Richard Henry Bain cité à procès

Justice

Richard Henry Bain Photo Agence QMI / Archives


Michaël Nguyen

MONTRÉAL – Richard Henry Bain a renoncé à son enquête préliminaire et il a donc été cité à son procès pour l’attentat survenu le soir des élections provinciales au Métropolis, où un technicien de scène a été abattu par une balle de semi-automatique.

L’annonce a été faite mardi matin, après une pause de deux semaines dans l’affaire du meurtre de Denis Blanchette survenu le 4 septembre dernier. Des témoins étaient prêts à s’avancer à la barre mais l’accusé, âgé de 62 ans, a mis fin abruptement aux audiences.
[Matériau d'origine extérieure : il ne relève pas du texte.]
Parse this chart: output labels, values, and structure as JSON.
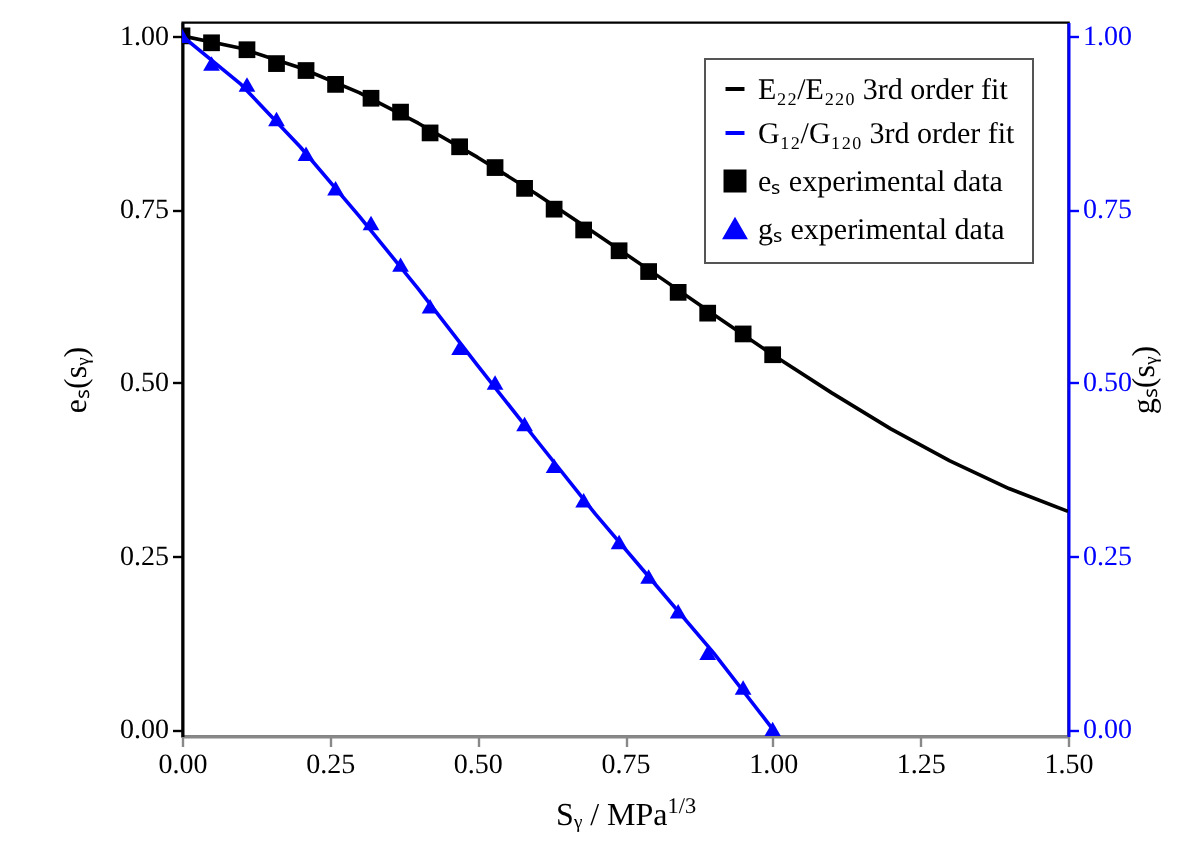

Le Code criminel prévoit qu’avec le consentement de la Couronne, un prévenu peut sauter cette étape des procédures qui permet entre autres de tester la preuve de la poursuite.

«Je ne m’oppose pas», a fait savoir Me Éliane Perreault, qui avait déjà fait entendre plusieurstémoins lors des deux premières journées d’audiences.

Le juge Pierre E. Labelle a donc cité l’accusé à procès et ce dernier reviendra en Cour à l’ouverture des assises, le 3 septembre prochain, afin de déterminer la date où un jury sera convoqué.

Accusations modifiées

À la suite de la décision du juge, la Couronne en a profité pour modifier certaines accusations, qui sont passées de 16 à 15.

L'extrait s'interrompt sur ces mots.